My point is, if I do it myself, I am 100% sure what exactly happened and why. I am 100% repsonsible, so if something wrecks because I didn't do it right, it's my fault and cost.

And I agree with Chicago190 - the 30 minutes it takes to go through your boat in the spring (which you should do anyway) is time well spent. Up here we get deep freezing for weeks at a time, followed by very warm weather. Quite often when it warms up, you will see some drops under the boat from where some water has thawed and come out of the plug hole. If it happens there, it could happen inside the block as well. Having the hoses disconnected lets it come out.

FWIW, my dealer did leave all the hoses unplugged as well...

Thrall
03-30-2010, 01:33 PM
I had the dealer winterize my MCX last fall, and now they want $200 to de-winterize. I have a couple of questions, as the MCX is a good bit different from my old reliable 351w.

Most of the stuff is pretty straight forward, but here are my questions:

1. are the knock sensors just a simple plug-in to the block plug (looks like it)YES
2. the hoses coming off the manifolds, do they simply connect to each other? YES Are they routed any certain way? Under the engine on mine (just laying on top of engine now) see first pic
3. am I correct to assume the intake from lake goes on the bottom in second picture below?YES
4. anything else I should look at just to be sure? (changed all fluids in fall, will change impeller)Yeah, looks like impeller is the original, no paint missing on the screws. Just check the rest of the hoses, do you have a htr or shower that could be disconnected? Just fire it up in the driveway and check for leaks...will tell you if you missed a hose or something and check tightness of ALL hose clamps, alot of them will loosen up a little after the hose takes a set under the clamps for a couple years.


Thanks in advance.

Being an 08 and you just got it, I'd go thru and check every screw and bolt you can find, boat and trailer. My 06 was almost new, 48hrs, when I bought it last year and I've tightened hundreds of bolts and screws on it this winter and am starting a pretty good collection of "mystery hardware" from around the boat.
Everything from trailer bunks to seats, hoseclamps, tower bolts, etc.

vision
03-30-2010, 03:08 PM
Vision,

I still disagree that I want the boat to be absolutely ready to go once winterization is done. First, as I said, I would prefer that the hoses are left undone. This is especially important in the colder states, where any water that may drip out over time could potentially ruin a block. Second, I prefer to replace the impeller in the spring. I don't want my brand new impeller to have some of the vanes oriented in the same position for 4-5 months without lubrication. Third, obviously I want the battery disconnected.

Chicago190,

Definitely agree on the battery and I should have been clear that my dealer does disconnect the battery.
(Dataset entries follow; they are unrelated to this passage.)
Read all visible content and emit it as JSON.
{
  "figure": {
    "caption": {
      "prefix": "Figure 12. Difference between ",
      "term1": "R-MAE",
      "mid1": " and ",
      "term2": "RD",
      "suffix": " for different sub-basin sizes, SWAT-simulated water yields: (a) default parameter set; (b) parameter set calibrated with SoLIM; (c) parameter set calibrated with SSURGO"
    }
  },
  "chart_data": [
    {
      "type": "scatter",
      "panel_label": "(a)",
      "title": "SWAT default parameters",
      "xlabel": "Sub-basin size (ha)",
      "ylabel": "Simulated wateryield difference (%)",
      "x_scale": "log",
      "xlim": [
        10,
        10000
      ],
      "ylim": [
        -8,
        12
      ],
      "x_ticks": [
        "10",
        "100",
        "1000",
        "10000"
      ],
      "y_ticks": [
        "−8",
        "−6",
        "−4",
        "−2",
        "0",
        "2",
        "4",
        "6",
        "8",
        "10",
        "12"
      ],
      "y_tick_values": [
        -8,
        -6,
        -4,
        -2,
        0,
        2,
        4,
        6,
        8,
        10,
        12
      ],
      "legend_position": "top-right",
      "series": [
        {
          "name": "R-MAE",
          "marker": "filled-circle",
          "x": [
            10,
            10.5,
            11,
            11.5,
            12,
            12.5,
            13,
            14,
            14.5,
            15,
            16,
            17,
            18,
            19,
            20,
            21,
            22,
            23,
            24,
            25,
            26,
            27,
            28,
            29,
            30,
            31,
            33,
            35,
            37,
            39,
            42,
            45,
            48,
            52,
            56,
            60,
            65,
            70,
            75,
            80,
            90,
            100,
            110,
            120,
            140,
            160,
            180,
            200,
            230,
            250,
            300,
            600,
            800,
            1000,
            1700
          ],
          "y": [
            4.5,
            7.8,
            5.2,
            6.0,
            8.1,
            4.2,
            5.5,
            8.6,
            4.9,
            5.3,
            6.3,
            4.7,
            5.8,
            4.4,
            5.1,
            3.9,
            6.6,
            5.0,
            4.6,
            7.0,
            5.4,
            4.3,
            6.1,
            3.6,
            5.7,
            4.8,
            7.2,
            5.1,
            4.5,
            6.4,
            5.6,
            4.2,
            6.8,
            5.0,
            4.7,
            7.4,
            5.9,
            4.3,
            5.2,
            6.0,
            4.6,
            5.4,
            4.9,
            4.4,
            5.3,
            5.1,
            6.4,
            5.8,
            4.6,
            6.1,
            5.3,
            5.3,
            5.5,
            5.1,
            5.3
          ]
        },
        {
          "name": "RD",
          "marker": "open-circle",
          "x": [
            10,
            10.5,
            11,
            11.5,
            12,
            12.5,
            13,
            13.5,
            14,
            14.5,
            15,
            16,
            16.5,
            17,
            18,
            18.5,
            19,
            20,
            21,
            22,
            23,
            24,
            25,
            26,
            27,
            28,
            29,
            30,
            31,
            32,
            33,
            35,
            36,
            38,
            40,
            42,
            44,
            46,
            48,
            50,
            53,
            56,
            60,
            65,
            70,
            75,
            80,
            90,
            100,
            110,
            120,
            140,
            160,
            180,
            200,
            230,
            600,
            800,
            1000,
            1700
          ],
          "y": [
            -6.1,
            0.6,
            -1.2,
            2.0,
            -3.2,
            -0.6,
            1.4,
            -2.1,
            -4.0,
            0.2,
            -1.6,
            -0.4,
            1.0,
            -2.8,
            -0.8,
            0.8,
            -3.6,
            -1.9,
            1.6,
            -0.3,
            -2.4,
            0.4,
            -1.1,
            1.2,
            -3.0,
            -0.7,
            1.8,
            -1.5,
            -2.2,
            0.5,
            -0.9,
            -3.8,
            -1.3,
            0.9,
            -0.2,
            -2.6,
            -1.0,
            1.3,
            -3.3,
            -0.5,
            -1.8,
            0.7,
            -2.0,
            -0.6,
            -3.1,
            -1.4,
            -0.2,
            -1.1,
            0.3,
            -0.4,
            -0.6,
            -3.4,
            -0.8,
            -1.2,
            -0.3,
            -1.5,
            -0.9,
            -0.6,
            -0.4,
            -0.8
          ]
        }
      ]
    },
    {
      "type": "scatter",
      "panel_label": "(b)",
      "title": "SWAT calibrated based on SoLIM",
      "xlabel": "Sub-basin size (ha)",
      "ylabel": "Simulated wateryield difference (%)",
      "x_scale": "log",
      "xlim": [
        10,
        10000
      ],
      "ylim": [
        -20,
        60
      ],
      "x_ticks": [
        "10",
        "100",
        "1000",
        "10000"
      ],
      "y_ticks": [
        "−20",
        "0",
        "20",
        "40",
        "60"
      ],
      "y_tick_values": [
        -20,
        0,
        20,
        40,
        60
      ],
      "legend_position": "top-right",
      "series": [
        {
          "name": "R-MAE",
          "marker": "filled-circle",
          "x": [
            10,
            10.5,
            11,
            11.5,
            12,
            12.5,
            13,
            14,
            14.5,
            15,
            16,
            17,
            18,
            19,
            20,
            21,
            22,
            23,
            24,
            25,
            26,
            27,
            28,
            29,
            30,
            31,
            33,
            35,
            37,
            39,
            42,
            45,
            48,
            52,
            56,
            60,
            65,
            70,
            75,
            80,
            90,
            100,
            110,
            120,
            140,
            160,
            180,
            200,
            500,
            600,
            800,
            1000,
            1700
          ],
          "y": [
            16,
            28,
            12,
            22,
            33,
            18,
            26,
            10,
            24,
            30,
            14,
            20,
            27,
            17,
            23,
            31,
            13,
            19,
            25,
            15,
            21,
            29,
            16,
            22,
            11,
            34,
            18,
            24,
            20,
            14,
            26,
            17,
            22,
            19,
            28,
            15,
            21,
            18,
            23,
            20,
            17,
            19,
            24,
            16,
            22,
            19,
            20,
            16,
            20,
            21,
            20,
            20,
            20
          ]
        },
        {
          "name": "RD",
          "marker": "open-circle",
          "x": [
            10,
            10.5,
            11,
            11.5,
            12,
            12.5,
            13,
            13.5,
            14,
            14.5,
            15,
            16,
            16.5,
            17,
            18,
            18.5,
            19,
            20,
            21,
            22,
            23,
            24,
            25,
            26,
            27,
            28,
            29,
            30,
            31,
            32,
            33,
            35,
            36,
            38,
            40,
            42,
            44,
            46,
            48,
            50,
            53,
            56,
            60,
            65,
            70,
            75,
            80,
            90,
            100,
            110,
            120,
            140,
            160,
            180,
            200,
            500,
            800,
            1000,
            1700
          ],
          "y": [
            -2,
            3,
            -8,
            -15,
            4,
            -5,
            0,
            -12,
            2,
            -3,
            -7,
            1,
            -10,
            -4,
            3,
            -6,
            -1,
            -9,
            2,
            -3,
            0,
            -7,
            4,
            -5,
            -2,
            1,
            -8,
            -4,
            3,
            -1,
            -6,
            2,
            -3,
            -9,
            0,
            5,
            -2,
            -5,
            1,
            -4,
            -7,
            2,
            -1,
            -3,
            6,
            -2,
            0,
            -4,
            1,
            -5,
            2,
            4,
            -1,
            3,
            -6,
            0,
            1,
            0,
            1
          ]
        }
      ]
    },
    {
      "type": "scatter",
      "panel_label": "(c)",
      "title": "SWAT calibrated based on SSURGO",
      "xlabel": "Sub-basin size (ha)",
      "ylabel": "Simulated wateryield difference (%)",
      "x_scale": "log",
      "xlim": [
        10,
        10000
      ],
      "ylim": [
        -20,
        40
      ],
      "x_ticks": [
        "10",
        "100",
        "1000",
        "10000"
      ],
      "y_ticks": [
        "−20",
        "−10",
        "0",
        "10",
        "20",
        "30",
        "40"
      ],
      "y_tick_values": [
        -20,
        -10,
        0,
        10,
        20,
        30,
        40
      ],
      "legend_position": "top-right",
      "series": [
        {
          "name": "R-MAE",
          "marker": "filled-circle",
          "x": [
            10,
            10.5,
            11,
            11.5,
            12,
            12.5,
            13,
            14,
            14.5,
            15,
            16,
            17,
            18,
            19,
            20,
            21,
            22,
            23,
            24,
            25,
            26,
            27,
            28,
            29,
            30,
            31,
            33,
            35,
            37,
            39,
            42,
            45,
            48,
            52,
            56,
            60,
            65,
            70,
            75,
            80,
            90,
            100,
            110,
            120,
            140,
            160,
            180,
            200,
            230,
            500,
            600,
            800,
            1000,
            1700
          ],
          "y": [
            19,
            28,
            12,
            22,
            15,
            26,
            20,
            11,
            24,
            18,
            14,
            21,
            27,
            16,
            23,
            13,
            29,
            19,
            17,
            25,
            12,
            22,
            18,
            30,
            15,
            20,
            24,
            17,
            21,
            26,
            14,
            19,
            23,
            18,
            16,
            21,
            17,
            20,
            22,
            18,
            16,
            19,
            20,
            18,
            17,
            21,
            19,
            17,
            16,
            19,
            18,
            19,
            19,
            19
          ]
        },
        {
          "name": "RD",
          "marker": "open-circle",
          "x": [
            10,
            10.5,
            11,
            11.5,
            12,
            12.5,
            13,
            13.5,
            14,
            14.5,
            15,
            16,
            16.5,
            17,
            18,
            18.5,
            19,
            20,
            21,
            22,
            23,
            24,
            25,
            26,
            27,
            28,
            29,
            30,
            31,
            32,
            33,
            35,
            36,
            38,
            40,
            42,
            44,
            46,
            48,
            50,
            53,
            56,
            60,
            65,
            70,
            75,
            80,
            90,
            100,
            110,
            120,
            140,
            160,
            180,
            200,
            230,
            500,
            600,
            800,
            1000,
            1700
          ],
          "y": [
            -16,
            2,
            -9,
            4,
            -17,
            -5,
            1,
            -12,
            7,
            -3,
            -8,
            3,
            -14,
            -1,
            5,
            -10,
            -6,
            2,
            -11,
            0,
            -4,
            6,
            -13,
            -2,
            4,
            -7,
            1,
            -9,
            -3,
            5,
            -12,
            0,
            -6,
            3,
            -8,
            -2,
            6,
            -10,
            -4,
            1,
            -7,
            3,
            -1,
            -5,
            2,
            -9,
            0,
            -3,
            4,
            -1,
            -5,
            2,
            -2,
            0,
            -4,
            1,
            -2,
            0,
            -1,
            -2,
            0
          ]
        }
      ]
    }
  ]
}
I change my impeller, and oil, before my first winterization in the Fall, run the boat to make sure there are no leaks, then drain all the fluid. So hopefully, my impeller is happy.

As for leaving hoses disconnected. If I am the one doing the winterization, absolutely. But, I guess I have confidence that if you winterize with AF, and do it correctly, then your boat motor should be no more susceptible to freeze damage than your car which sits outside all winter? Again, certainly much more work to leave it closed.

But, I do understand that in areas where its exceptionally cold, near the limit of non-toxic anti-freeze, that you would have no choice but to leave everything apart.

Thrall brings up an excellent point as well. I think every bolt in my tower was loose at the first run this year!

JohnE
03-30-2010, 07:18 PM
Eric - So you charge $119 to hook up a hose, connect the battery and turn the key? Even though you check the hour meter, you won't guarantee your work...unreal.

I have my boat winterized at Midwest and they give you a nice sheet of paper that explains summarization. The hardest part is connecting the battery and putting the plug in. Great people to work with.

I can't imagine a dealer touching your boat for under $120 or so. Unless something is extended as a good faith gesture. You might have no idea what it takes to run a business.